En el País Valenciano la gestión de los residuos es un fer la mà, si me lo permiten. No hay otra expresión para definir el desbarajuste que padecemos desde hace años (recordatorio: el PIR llega con seis - ¡seis!- años de retraso). Los Soprano se quedan en simples aprendices por lo que respecta a corruptelas y tramas oscuras relacionadas con vertederos, especialmente en Alacant; los planes zonales están descontrolados, las plantas desbordadas y nadie tiene un plan. El PIR debía ser justamente eso, un marco conceptual que sirviese de guía para reconducir la desastrosa política de residuos, pero se ha quedado en excusa para colarnos las incineradoras, machacando día sí día también con la cantinela. Y es que, a pesar de que Bonig afirme que “La gestión de los residuos debería quedar fuera del debate político”, no hace nada porque así sea. Dice que se basa en criterios técnicos, pero la decisión de no apostar por reducir, reutilizar y reciclar es política: ni se ponen los medios (y menos mediante EREs como el de VAERSA por medio), ni el empeño. No podemos rendirnos antes de empezar la batalla y aceptar un mal menor (o no tan menor) como las incineradoras, en vez de luchar por un modelo que permita solucionar, aunque sea en parte, el galimatías actual.

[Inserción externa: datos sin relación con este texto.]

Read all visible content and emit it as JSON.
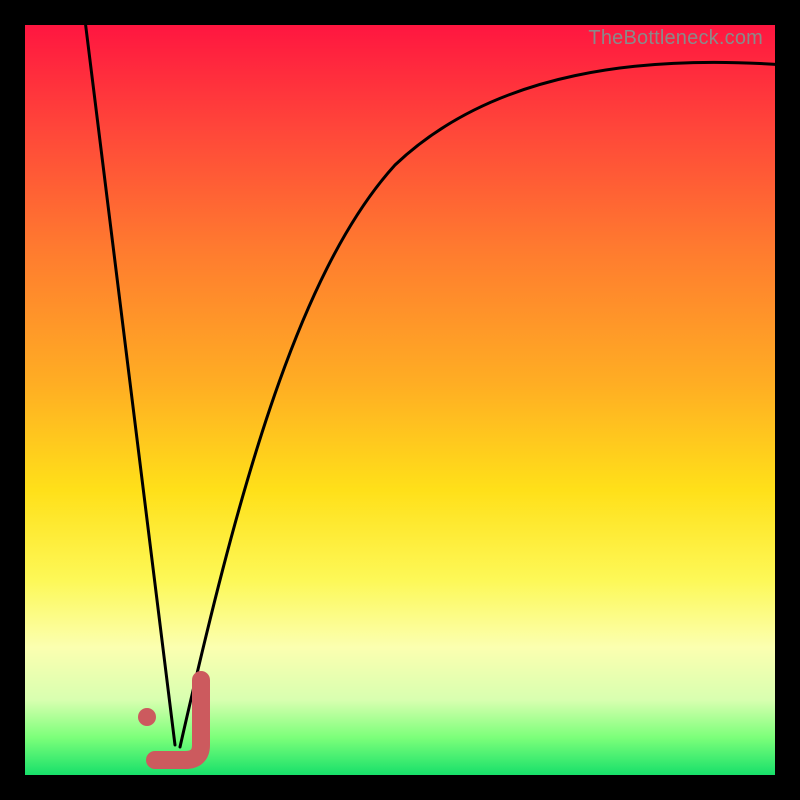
{
  "credit_text": "TheBottleneck.com",
  "colors": {
    "marker": "#cc5a5e",
    "curve": "#000000",
    "frame": "#000000",
    "gradient_stops": [
      "#ff1640",
      "#ff4a39",
      "#ff7b2f",
      "#ffae23",
      "#ffe019",
      "#fdf857",
      "#fbffb0",
      "#d8ffb0",
      "#7cff7a",
      "#17e06a"
    ]
  },
  "chart_data": {
    "type": "line",
    "title": "",
    "xlabel": "",
    "ylabel": "",
    "xlim": [
      0,
      100
    ],
    "ylim": [
      0,
      100
    ],
    "note": "x and y are in percent of plot area; y=0 is bottom. Two curves share a valley near x≈20 then one rises asymptotically while the other falls steeply from top-left.",
    "series": [
      {
        "name": "left-descending",
        "x": [
          8,
          12,
          16,
          20
        ],
        "y": [
          100,
          64,
          28,
          0
        ]
      },
      {
        "name": "right-ascending",
        "x": [
          20,
          24,
          28,
          34,
          42,
          52,
          64,
          78,
          90,
          100
        ],
        "y": [
          0,
          22,
          40,
          58,
          72,
          80,
          86,
          90,
          93,
          94
        ]
      }
    ],
    "annotations": [
      {
        "name": "j-marker",
        "shape": "J",
        "color": "#cc5a5e",
        "approx_center_pct": [
          21,
          4
        ],
        "dot_pct": [
          16.5,
          8
        ]
      }
    ]
  }
}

Es una cuestión de ambición, de visión de futuro, de entender que la basura no se materializa de repente en los contenedores, sino que sale de algún sitio, porque alguien compra algo y arroja lo que no le sirve. Debemos conseguir que no compre aquello que no le sirve, que si lo hace lo vuelva a utilizar dándole otro uso, y que cuando ello ya no sea posible sea reciclado para aprovechar el material. Y después, y sólo después, plantearnos cuál es el mejor destino para el deshecho.
El problema no es fácil, ni agradecido. No hay fotos alegres para las notas de prensa. Isabel Bonig tiene una patata maloliente entre las manos, y el tiempo, aunque despacio, corre en su contra: los vertederos se están colmatando y llevamos más de un lustro de retraso. Lo que está por ver no es si encuentra la solución para su aprieto, sino si es capaz tener la valentía de afrontarlo y sortear el camino fácil: el de lanzar a la hoguera los problemas, taparse la nariz y olvidarse de que están allí, emponzoñando la habitación.